Rechtliche Beurteilung
[3] Dagegen wendet sich die auf § 281 Abs 1 Z 4, 9 lit a und 10 (iVm § 433 Abs 1) StPO (idF vor BGBl I 2022/223) gestützte Nichtigkeitsbeschwerde des Betroffenen.
[4] Nur in der Hauptverhandlung gestellte Anträge können Grundlage einer Verfahrensrüge (Z 4) sein. Anträge, die in Schriftsätzen außerhalb der Hauptverhandlung eingebracht wurden, erfüllen diese Voraussetzung nur, wenn sie vom Antragsteller in der Hauptverhandlung wiederholt (also an den Kriterien des § 55 StPO orientiert formell gestellt) wurden. Die bloße Verlesung des betreffenden Schriftsatzes durch den Vorsitzenden reicht dafür nicht aus (RIS-Justiz RS0099099 und RS0099511).
[5] Indem sie sich (bloß) auf ein Beweisbegehren bezieht, das der Beschwerdeführer „mit Schriftsatz vom 24. November 2022“ gestellt habe, welcher – wie der „gesamte Akteninhalt“ – in der Hauptverhandlung „gemäß § 252 Abs 2a StPO vorgetragen“ worden sei, beruft sich die Rüge somit auf keinen unter dem Aspekt des § 281 Abs 1 Z 4 StPO beachtlichen Antrag.
[6] Mit dem Einwand, die Tat sei „offenkundige Äußerung von Unmut, Zorn und Wut“ in Form „augenblicksbedingte[r] nicht ernst zu nehmender Übertreibungen“, bestreitet die Rechtsrüge (Z 9 lit a) die (den Gegenstand einer Tatfrage bildende) Ernstlichkeit der Drohung (RIS-Justiz RS0092448 [T5], RS0093096 [T6]).
[7] Anders als zur Geltendmachung eines materiell‑rechtlichen Nichtigkeitsgrundes erforderlich (RIS‑Justiz RS0099810) versäumt sie es dabei, am (gesamten) im Urteil konstatierten Sachverhalt – insbesondere zum Bedeutungsinhalt der Äußerungen sowie zum subjektiven Handlungselement (US 5) – festzuhalten.
[8] Gleiches gilt, soweit sie die Urteilsfeststellungen (US 4 f) um eigenständig entwickelte Auffassungen (in Richtung einer zur Tatzeit vorgelegenen Putativnotwehrsituation) ergänzt und daraus – ohne einen Feststellungsmangel prozessförmig geltend zu machen (hiezu RIS‑Justiz RS0118580 [insbesondere T15]) – die rechtliche Konsequenz eines „nach den Regeln des § 3 Abs 2 StGB analog zu beurteilen[den]“ „Putativnotwehrexzess[es]“ einfordert.

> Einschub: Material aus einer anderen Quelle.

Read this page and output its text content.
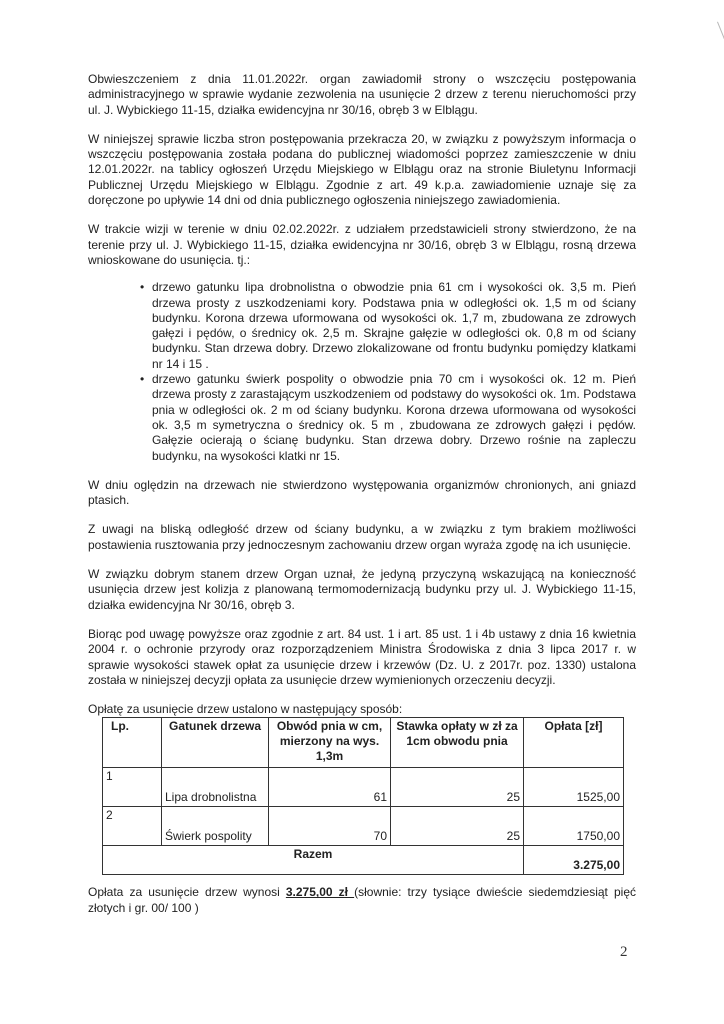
Obwieszczeniem z dnia 11.01.2022r. organ zawiadomił strony o wszczęciu postępowania administracyjnego w sprawie wydanie zezwolenia na usunięcie 2 drzew z terenu nieruchomości przy ul. J. Wybickiego 11-15, działka ewidencyjna nr 30/16, obręb 3 w Elblągu.

W niniejszej sprawie liczba stron postępowania przekracza 20, w związku z powyższym informacja o wszczęciu postępowania została podana do publicznej wiadomości poprzez zamieszczenie w dniu 12.01.2022r. na tablicy ogłoszeń Urzędu Miejskiego w Elblągu oraz na stronie Biuletynu Informacji Publicznej Urzędu Miejskiego w Elblągu. Zgodnie z art. 49 k.p.a. zawiadomienie uznaje się za doręczone po upływie 14 dni od dnia publicznego ogłoszenia niniejszego zawiadomienia.

W trakcie wizji w terenie w dniu 02.02.2022r. z udziałem przedstawicieli strony stwierdzono, że na terenie przy ul. J. Wybickiego 11-15, działka ewidencyjna nr 30/16, obręb 3 w Elblągu, rosną drzewa wnioskowane do usunięcia. tj.:

• drzewo gatunku lipa drobnolistna o obwodzie pnia 61 cm i wysokości ok. 3,5 m. Pień drzewa prosty z uszkodzeniami kory. Podstawa pnia w odległości ok. 1,5 m od ściany budynku. Korona drzewa uformowana od wysokości ok. 1,7 m, zbudowana ze zdrowych gałęzi i pędów, o średnicy ok. 2,5 m. Skrajne gałęzie w odległości ok. 0,8 m od ściany budynku. Stan drzewa dobry. Drzewo zlokalizowane od frontu budynku pomiędzy klatkami nr 14 i 15 .
• drzewo gatunku świerk pospolity o obwodzie pnia 70 cm i wysokości ok. 12 m. Pień drzewa prosty z zarastającym uszkodzeniem od podstawy do wysokości ok. 1m. Podstawa pnia w odległości ok. 2 m od ściany budynku. Korona drzewa uformowana od wysokości ok. 3,5 m symetryczna o średnicy ok. 5 m , zbudowana ze zdrowych gałęzi i pędów. Gałęzie ocierają o ścianę budynku. Stan drzewa dobry. Drzewo rośnie na zapleczu budynku, na wysokości klatki nr 15.

W dniu oględzin na drzewach nie stwierdzono występowania organizmów chronionych, ani gniazd ptasich.

Z uwagi na bliską odległość drzew od ściany budynku, a w związku z tym brakiem możliwości postawienia rusztowania przy jednoczesnym zachowaniu drzew organ wyraża zgodę na ich usunięcie.

W związku dobrym stanem drzew Organ uznał, że jedyną przyczyną wskazującą na konieczność usunięcia drzew jest kolizja z planowaną termomodernizacją budynku przy ul. J. Wybickiego 11-15, działka ewidencyjna Nr 30/16, obręb 3.

Biorąc pod uwagę powyższe oraz zgodnie z art. 84 ust. 1 i art. 85 ust. 1 i 4b ustawy z dnia 16 kwietnia 2004 r. o ochronie przyrody oraz rozporządzeniem Ministra Środowiska z dnia 3 lipca 2017 r. w sprawie wysokości stawek opłat za usunięcie drzew i krzewów (Dz. U. z 2017r. poz. 1330) ustalona została w niniejszej decyzji opłata za usunięcie drzew wymienionych orzeczeniu decyzji.

Opłatę za usunięcie drzew ustalono w następujący sposób:
Lp.	Gatunek drzewa	Obwód pnia w cm, mierzony na wys. 1,3m	Stawka opłaty w zł za 1cm obwodu pnia	Opłata [zł]
1	Lipa drobnolistna	61	25	1525,00
2	Świerk pospolity	70	25	1750,00
Razem				3.275,00

Opłata za usunięcie drzew wynosi 3.275,00 zł (słownie: trzy tysiące dwieście siedemdziesiąt pięć złotych i gr. 00/ 100 )

2
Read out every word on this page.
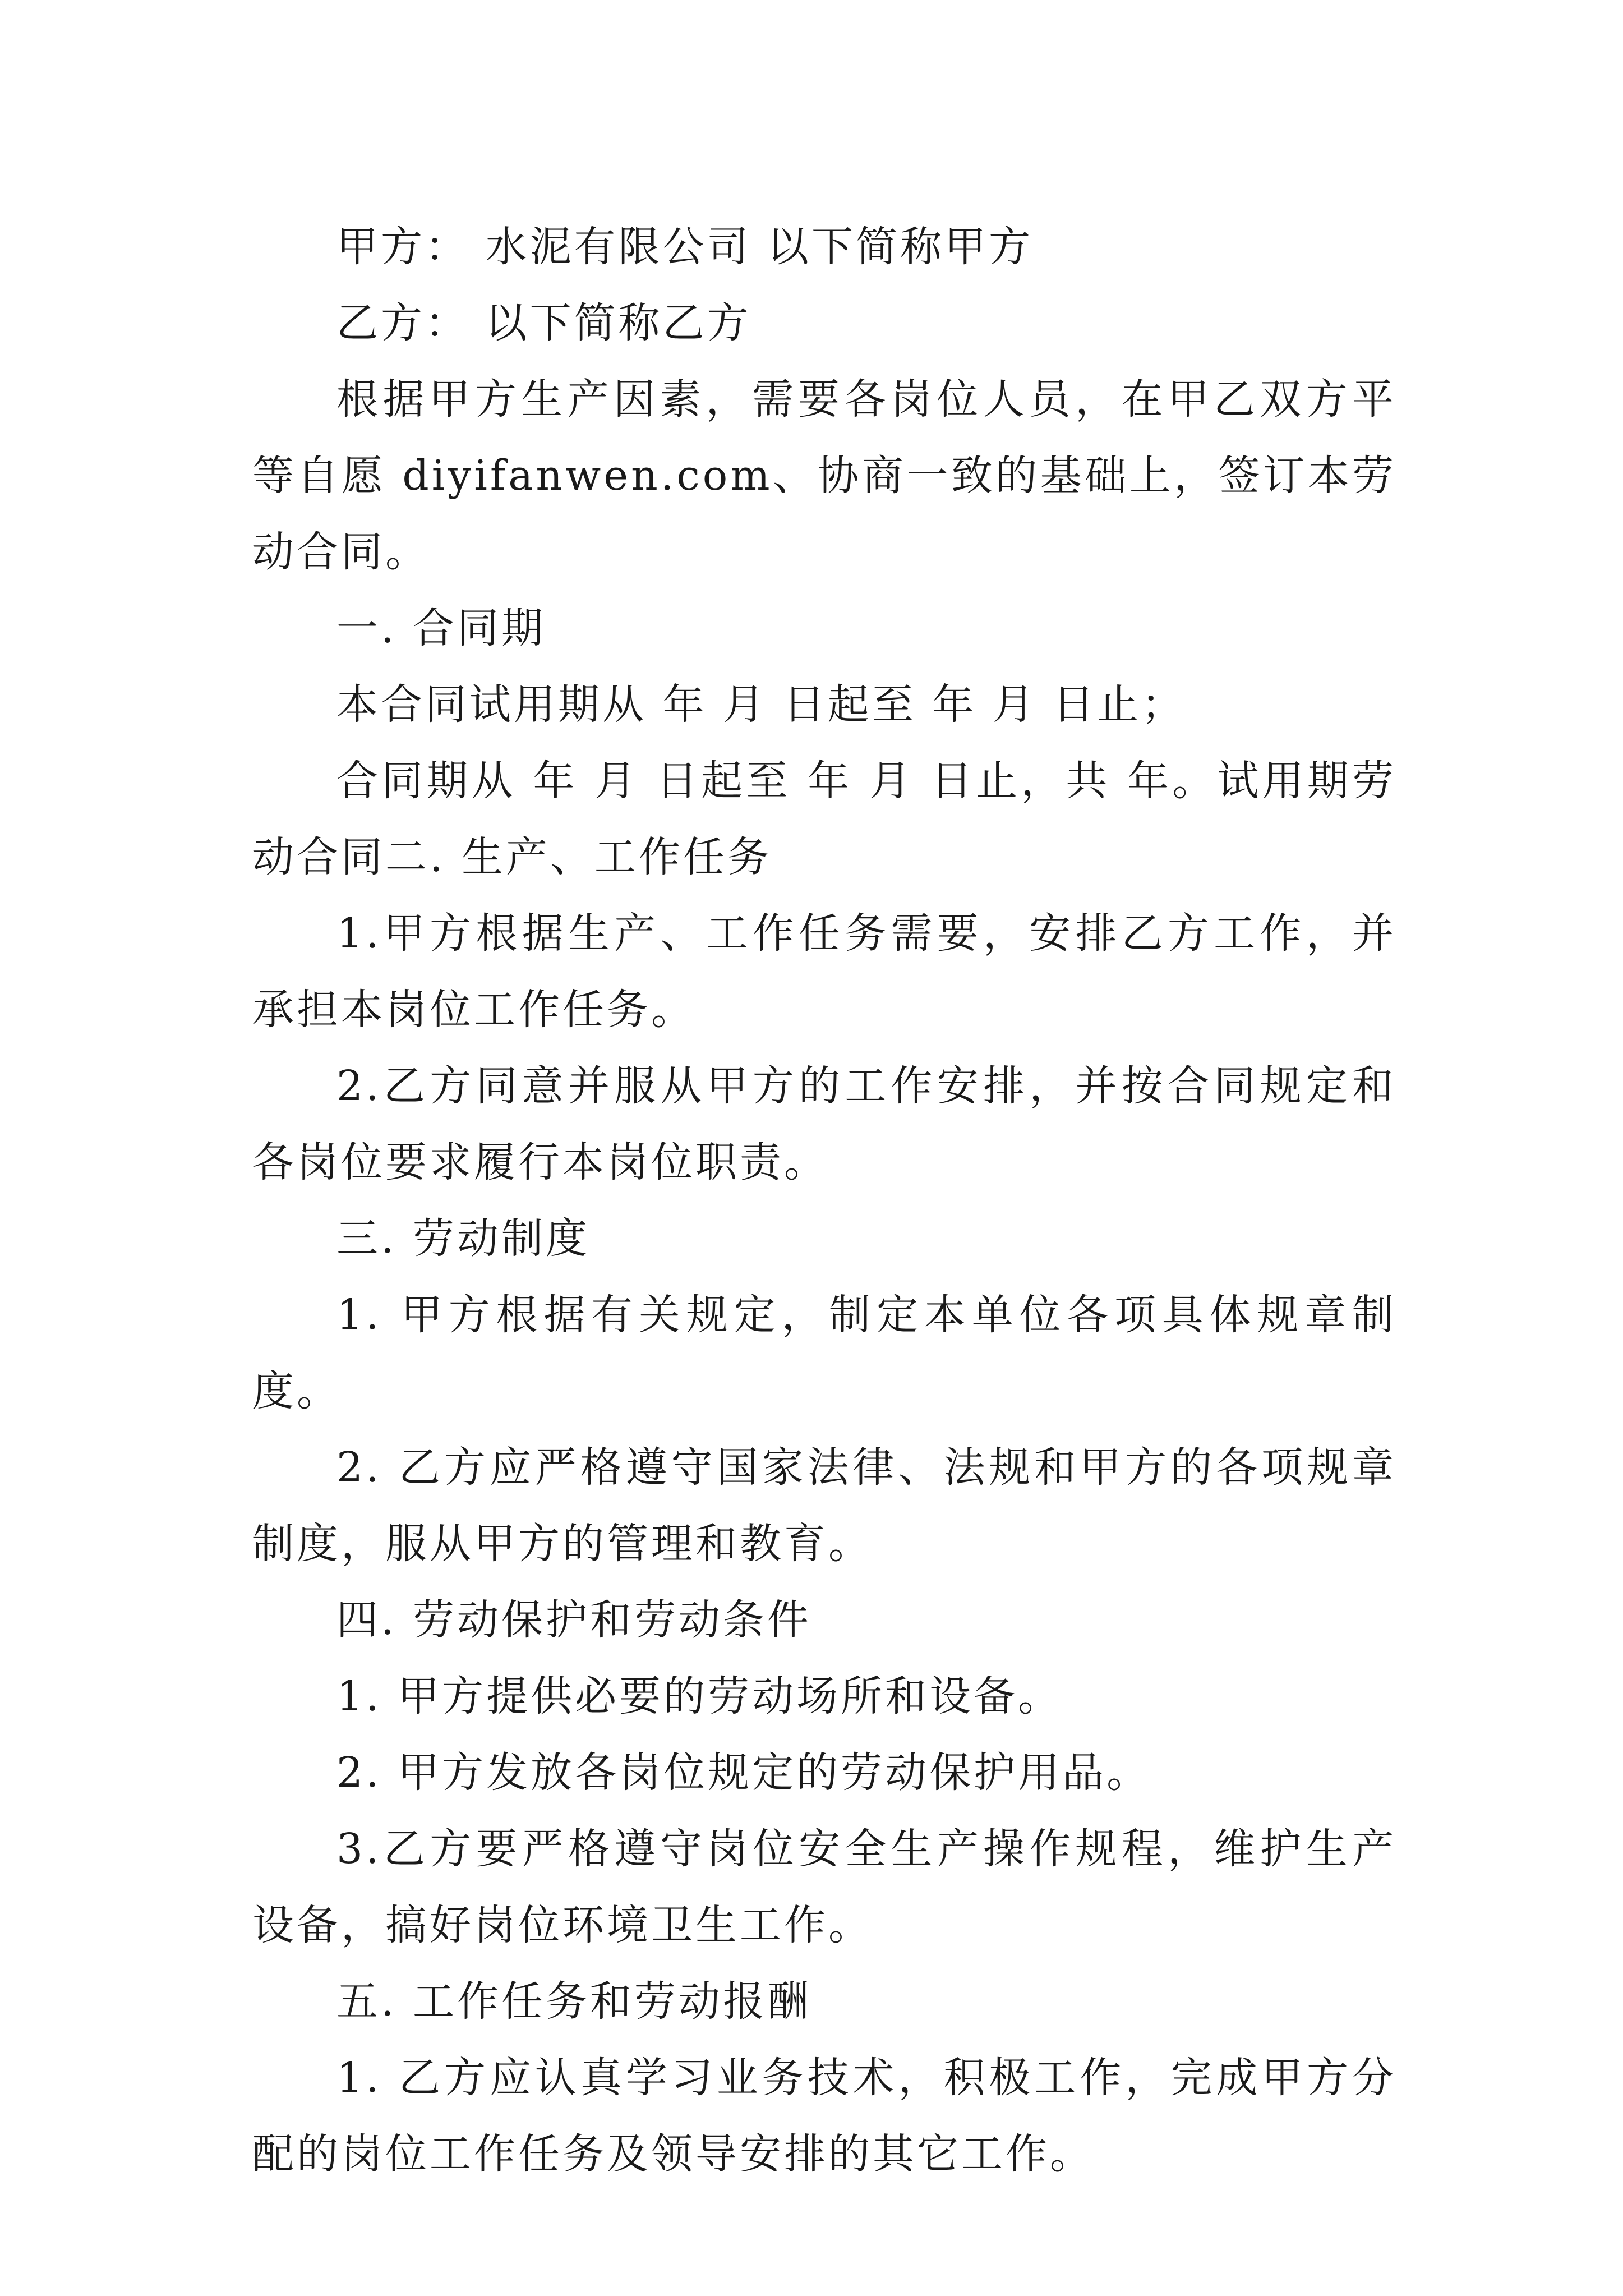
甲方： 水泥有限公司 以下简称甲方

乙方： 以下简称乙方

根据甲方生产因素，需要各岗位人员，在甲乙双方平等自愿 diyifanwen.com、协商一致的基础上，签订本劳动合同。

一. 合同期

本合同试用期从 年 月 日起至 年 月 日止；

合同期从 年 月 日起至 年 月 日止，共 年。试用期劳动合同二. 生产、工作任务

1.甲方根据生产、工作任务需要，安排乙方工作，并承担本岗位工作任务。

2.乙方同意并服从甲方的工作安排，并按合同规定和各岗位要求履行本岗位职责。

三. 劳动制度

1. 甲方根据有关规定，制定本单位各项具体规章制度。

2. 乙方应严格遵守国家法律、法规和甲方的各项规章制度，服从甲方的管理和教育。

四. 劳动保护和劳动条件

1. 甲方提供必要的劳动场所和设备。

2. 甲方发放各岗位规定的劳动保护用品。

3.乙方要严格遵守岗位安全生产操作规程，维护生产设备，搞好岗位环境卫生工作。

五. 工作任务和劳动报酬

1. 乙方应认真学习业务技术，积极工作，完成甲方分配的岗位工作任务及领导安排的其它工作。
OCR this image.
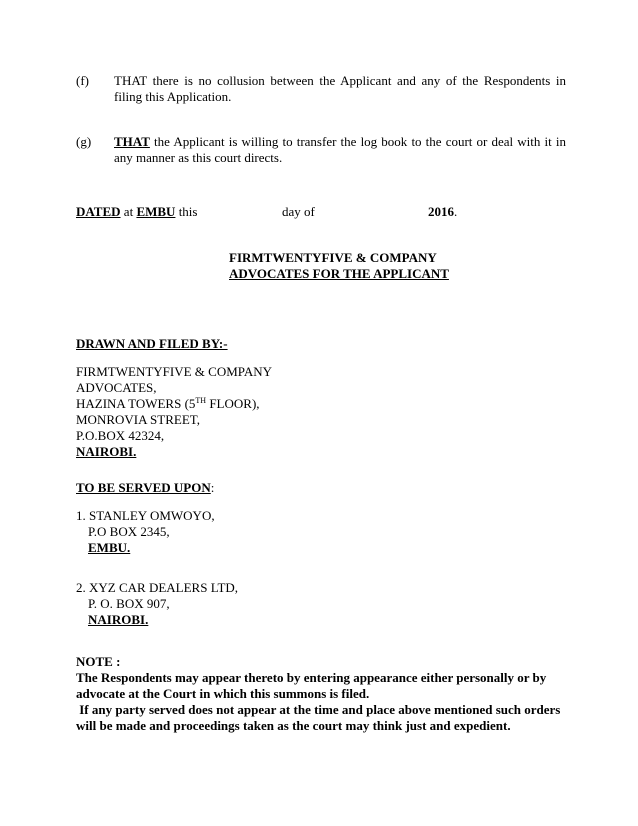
(f) THAT there is no collusion between the Applicant and any of the Respondents in filing this Application.
(g) THAT the Applicant is willing to transfer the log book to the court or deal with it in any manner as this court directs.
DATED at EMBU this	day of	2016.
FIRMTWENTYFIVE & COMPANY
ADVOCATES FOR THE APPLICANT
DRAWN AND FILED BY:-
FIRMTWENTYFIVE & COMPANY
ADVOCATES,
HAZINA TOWERS (5TH FLOOR),
MONROVIA STREET,
P.O.BOX 42324,
NAIROBI.
TO BE SERVED UPON:
1. STANLEY OMWOYO,
P.O BOX 2345,
EMBU.
2. XYZ CAR DEALERS LTD,
P. O. BOX 907,
NAIROBI.
NOTE :
The Respondents may appear thereto by entering appearance either personally or by
advocate at the Court in which this summons is filed.
If any party served does not appear at the time and place above mentioned such orders
will be made and proceedings taken as the court may think just and expedient.
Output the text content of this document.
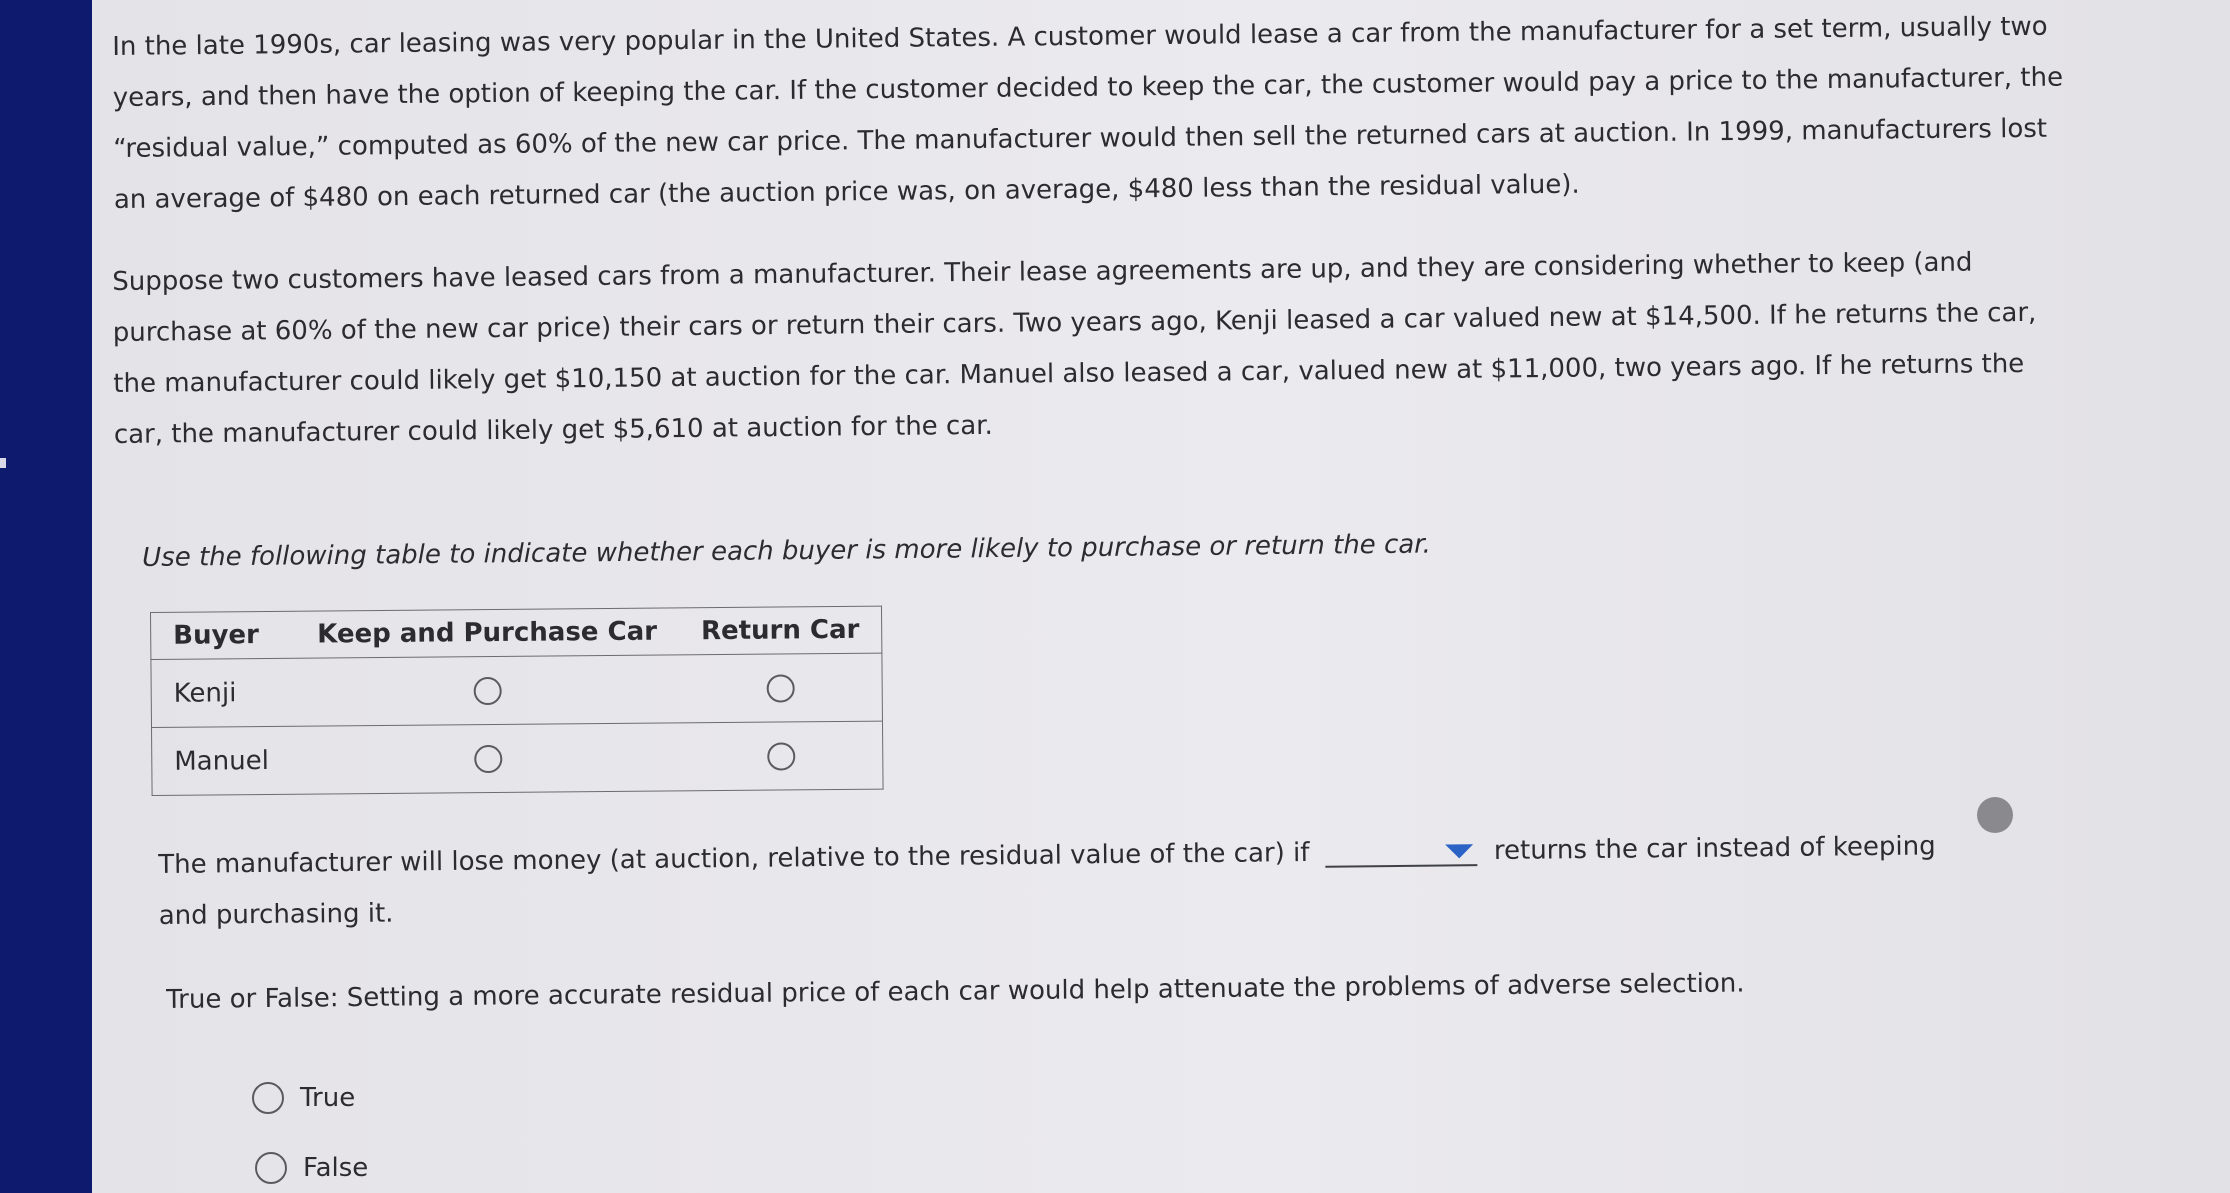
In the late 1990s, car leasing was very popular in the United States. A customer would lease a car from the manufacturer for a set term, usually two years, and then have the option of keeping the car. If the customer decided to keep the car, the customer would pay a price to the manufacturer, the “residual value,” computed as 60% of the new car price. The manufacturer would then sell the returned cars at auction. In 1999, manufacturers lost an average of $480 on each returned car (the auction price was, on average, $480 less than the residual value).

Suppose two customers have leased cars from a manufacturer. Their lease agreements are up, and they are considering whether to keep (and purchase at 60% of the new car price) their cars or return their cars. Two years ago, Kenji leased a car valued new at $14,500. If he returns the car, the manufacturer could likely get $10,150 at auction for the car. Manuel also leased a car, valued new at $11,000, two years ago. If he returns the car, the manufacturer could likely get $5,610 at auction for the car.

Use the following table to indicate whether each buyer is more likely to purchase or return the car.
Buyer	Keep and Purchase Car	Return Car
Kenji		
Manuel		
The manufacturer will lose money (at auction, relative to the residual value of the car) if	returns the car instead of keeping and purchasing it.
True or False: Setting a more accurate residual price of each car would help attenuate the problems of adverse selection.
True
False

[9] Im Übrigen erklärt sie nicht (siehe aber RIS‑Justiz RS0116565), weshalb ein – ersichtlich angesprochener – zustandsbedingter Irrtum eines aufgrund seiner Abartigkeit zurechnungsunfähigen Täters über die tatsächliche Seite eines Rechtfertigungsgrundes (§ 8 StGB [zum Verhältnis dieser Bestimmung zu § 3 Abs 2 StGB im gegebenen Zusammenhang instruktiv Lewisch in WK² StGB § 3 Rz 190 ff]) seine Unterbringung nach § 21 Abs 1 StGB hindern sollte (dies zutreffend verneinend Ratz in WK2 StGB § 21 Rz 18 sowie RIS‑Justiz RS0089282).
[10] Das auf Z 10 gestützte Vorbringen, der Tatbestand des § 107 Abs 2 StGB sei nicht erfüllt, wird abermals nicht auf der Basis der Feststellungen zum Bedeutungsinhalt der Äußerungen des Betroffenen als Todesdrohung (US 5), sondern aus davon abweichenden Sachverhaltsprämissen entwickelt (erneut RIS‑Justiz RS0099810).
[11] Die Behauptung, die angesprochene Qualifikation dürfe „nur dann angenommen werden, wenn der Täter seine Drohung auch mit einer Waffe oder waffenähnlichen Gegenständen unterstreicht“ (was bei mit einem Messer von 20 cm Länge ausgeführten Stichbewegungen [US 5] nach Meinung des Beschwerdeführers „gerade nicht der Fall“ sei), entbehrt der gebotenen Ableitung aus dem Gesetz (erneut RIS-Justiz RS0116565).
[12] Wäre dieses Vorbringen (prozessförmig und) zutreffend, hätte es im Übrigen keine andere Subsumtion (§ 260 Abs 1 Z 2 iVm § 430 Abs 2 StPO idF vor BGBl I 2022/223), sondern die Abweisung des Unterbringungsantrags zur Konsequenz, womit es der Sache nach als Rechtsrüge (Z 9 lit a) aufzufassen ist (RIS-Justiz RS0132762). Denn bei Wegfall der Qualifikation nach § 107 Abs 2 StGB würde die Tat keine mit Strafe bedrohte Handlung darstellen, die als Anlasstat im Sinn des § 21 Abs 1 StGB in Betracht käme.
[13] Die Nichtigkeitsbeschwerde war daher gemäß § 285d Abs 1 StPO bereits bei der nichtöffentlichen Beratung sofort zurückzuweisen.
[14] Über die Berufung hat das Oberlandesgericht zu entscheiden (§ 285i StPO).